A week prior to the theatrical release of Richard Linklater's Bad News Bears last Friday, locating an unrented copy of the original film here in the director's video-gorged stomping grounds proved as easy as getting Major League Baseball to pardon Pete Rose. Finally flagged down (try the Movie Store on Guadalupe), Michael Ritchie's swift kick in the athletic supporter of our great American pastime by a misfit squad of little leaguers and their "cruddy alkie" coach still clears fences few would have predicted in the bicentennial year of its championship season. Nearly 30 years later, Linklater's update underscores the original's Hall of Fame caliber.

"That put the first one in a 'don't-touch-it' category," he laughs now.

Instead, the former shortstop/left fielder, who bats right, swatted it, Billy Bob Thornton's amoral rat catcher standing in for Walter Matthau's Nixonesque pool cleaner. Hardliner Vic Morrow, as the opposing heavy, has given way to fratty car salesman Greg Kinnear, whose own fundamental ire recalls that of his late predecessor. The team's sponsor has gone from bail bondsman to gentleman's club. Nevertheless, except for a smattering of contemporary landmarks, Linklater's Bad New Bears courts the timelessness of its precursor. "Faithful" will forever compliment this new version, but the film's word of mouth confirms Bad News Bears was ripe for a generational makeover.

"And I heard from people who put it in a 'don't-touch-it' category," continued Linklater by phone, locally, on the eve of his own opening day. "I was just like, 'Sorry, I know it's a classic, but to me, it's not untouchable.'"

Austin Chronicle: Did you see the original film in the theatres?

Richard Linklater: I didn't actually. I think I was 15 that summer it came out and a serious baseball player. I didn't go see it because I didn't really want to see a movie with kids younger than me. I was in a small, one-theatre town anyway [Huntsville]. My idea of a good time was sneaking into R-rated movies. I didn't want to see a PG movie with kids. Had I been a few years younger, it would have been one of those seminal films of my childhood like it is for so many people just a little bit younger than me. Had it actually been that seminal film of my childhood, I probably wouldn't have had to guts to do the remake.

AC: Word is you're a jock.

RL: You know, I was.

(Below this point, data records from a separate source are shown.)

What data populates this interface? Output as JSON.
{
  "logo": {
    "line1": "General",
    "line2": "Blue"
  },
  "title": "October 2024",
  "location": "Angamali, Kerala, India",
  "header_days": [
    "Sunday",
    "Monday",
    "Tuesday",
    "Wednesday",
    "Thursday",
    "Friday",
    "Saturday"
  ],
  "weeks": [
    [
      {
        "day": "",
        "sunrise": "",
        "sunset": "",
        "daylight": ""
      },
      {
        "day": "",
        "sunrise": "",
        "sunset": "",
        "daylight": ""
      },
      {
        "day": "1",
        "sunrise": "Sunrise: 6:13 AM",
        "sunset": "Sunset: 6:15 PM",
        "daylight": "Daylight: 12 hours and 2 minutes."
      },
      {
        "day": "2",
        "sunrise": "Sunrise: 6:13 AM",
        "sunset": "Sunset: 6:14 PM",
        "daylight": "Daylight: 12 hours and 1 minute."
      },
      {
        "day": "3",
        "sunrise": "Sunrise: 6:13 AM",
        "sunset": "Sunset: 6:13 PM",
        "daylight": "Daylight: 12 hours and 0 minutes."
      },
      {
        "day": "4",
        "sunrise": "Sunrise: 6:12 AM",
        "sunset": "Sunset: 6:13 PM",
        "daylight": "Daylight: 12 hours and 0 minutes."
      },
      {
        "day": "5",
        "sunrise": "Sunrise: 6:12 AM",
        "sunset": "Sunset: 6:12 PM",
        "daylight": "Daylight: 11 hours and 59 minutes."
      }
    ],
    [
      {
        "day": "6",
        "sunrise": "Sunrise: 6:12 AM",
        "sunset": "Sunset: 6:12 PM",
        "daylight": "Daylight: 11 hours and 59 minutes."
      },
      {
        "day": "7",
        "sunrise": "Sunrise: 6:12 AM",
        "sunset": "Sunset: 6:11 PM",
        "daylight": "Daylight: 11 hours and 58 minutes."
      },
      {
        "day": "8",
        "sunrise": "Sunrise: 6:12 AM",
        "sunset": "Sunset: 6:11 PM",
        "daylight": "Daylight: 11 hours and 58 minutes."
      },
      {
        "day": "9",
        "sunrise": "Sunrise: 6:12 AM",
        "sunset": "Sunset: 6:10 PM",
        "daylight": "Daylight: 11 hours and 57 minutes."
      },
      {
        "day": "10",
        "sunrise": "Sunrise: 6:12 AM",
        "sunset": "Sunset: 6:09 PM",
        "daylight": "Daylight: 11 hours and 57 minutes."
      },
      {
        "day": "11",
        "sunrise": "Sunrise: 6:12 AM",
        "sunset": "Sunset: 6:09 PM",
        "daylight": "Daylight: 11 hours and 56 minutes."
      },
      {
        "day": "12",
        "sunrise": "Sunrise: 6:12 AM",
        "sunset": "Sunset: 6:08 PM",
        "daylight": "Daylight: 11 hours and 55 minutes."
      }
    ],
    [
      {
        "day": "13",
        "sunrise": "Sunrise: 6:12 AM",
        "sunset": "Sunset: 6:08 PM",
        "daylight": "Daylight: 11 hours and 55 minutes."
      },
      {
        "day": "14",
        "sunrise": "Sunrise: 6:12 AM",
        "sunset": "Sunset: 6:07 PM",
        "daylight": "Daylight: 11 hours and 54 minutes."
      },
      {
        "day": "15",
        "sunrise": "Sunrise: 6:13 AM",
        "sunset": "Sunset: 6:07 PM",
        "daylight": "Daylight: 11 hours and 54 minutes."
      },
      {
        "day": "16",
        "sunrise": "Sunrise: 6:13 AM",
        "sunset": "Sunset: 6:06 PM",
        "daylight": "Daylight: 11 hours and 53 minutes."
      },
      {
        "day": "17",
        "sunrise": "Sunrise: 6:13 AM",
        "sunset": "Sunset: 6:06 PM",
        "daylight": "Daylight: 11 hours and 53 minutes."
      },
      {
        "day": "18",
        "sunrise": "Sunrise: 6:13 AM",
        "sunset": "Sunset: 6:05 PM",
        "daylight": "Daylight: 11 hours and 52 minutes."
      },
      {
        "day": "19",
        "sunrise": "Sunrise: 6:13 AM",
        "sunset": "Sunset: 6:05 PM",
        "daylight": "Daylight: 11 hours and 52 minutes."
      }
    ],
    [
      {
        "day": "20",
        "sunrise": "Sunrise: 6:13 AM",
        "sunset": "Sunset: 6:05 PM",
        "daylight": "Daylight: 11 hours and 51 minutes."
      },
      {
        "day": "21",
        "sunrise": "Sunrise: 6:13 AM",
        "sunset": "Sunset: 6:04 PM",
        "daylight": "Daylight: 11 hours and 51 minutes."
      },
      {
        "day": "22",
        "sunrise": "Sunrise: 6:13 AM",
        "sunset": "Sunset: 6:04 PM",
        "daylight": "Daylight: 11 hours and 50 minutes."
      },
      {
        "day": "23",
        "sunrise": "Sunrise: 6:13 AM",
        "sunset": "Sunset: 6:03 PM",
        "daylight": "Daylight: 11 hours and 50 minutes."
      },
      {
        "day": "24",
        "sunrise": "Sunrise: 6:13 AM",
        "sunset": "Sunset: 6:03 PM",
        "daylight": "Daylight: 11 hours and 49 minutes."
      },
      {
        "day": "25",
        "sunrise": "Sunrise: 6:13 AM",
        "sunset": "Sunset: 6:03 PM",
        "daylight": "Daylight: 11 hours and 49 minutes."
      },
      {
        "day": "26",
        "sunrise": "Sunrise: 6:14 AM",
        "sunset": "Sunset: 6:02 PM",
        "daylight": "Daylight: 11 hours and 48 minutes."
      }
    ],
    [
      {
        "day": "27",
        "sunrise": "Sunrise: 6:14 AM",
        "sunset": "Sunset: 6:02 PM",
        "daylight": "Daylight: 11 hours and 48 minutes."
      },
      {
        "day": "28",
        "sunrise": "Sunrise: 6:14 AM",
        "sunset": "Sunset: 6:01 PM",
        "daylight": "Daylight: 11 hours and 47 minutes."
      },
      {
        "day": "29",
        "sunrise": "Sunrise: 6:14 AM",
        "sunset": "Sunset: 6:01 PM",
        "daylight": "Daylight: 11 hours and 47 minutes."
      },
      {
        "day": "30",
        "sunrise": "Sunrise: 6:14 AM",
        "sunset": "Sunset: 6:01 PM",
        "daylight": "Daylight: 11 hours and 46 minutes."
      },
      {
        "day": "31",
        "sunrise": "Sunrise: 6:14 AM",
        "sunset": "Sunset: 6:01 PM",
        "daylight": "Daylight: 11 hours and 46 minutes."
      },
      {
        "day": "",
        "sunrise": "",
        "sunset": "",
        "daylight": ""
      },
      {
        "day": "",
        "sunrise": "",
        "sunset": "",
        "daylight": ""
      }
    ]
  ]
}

Definitely. I grew up playing baseball. Little-known facts about me: I went to college on a baseball scholarship. I never talk about it much, because by the time I started making movies that was such a different part of my life. It didn't even feel like me. It's only in the last five years that I've picked back up on baseball, or read a sports page. I'm a big Texas Longhorn baseball fan. I enjoy sports now, but there was a good 15-year chunk of my life where sports was so far out of my life. In the circle I was traveling in, the film/art world, it just seemed so incongruous to who I was and what I was doing [laughs]. As soon as I didn't play baseball anymore – my college career got cut short for a medical reason – that was it. I never touched a bat. I never read a sports page. I didn't want to be a fan. I put all my energy into something else. But yeah, I enjoy sports now.

AC: I'm told you have a baseball diamond and batting cage at your house.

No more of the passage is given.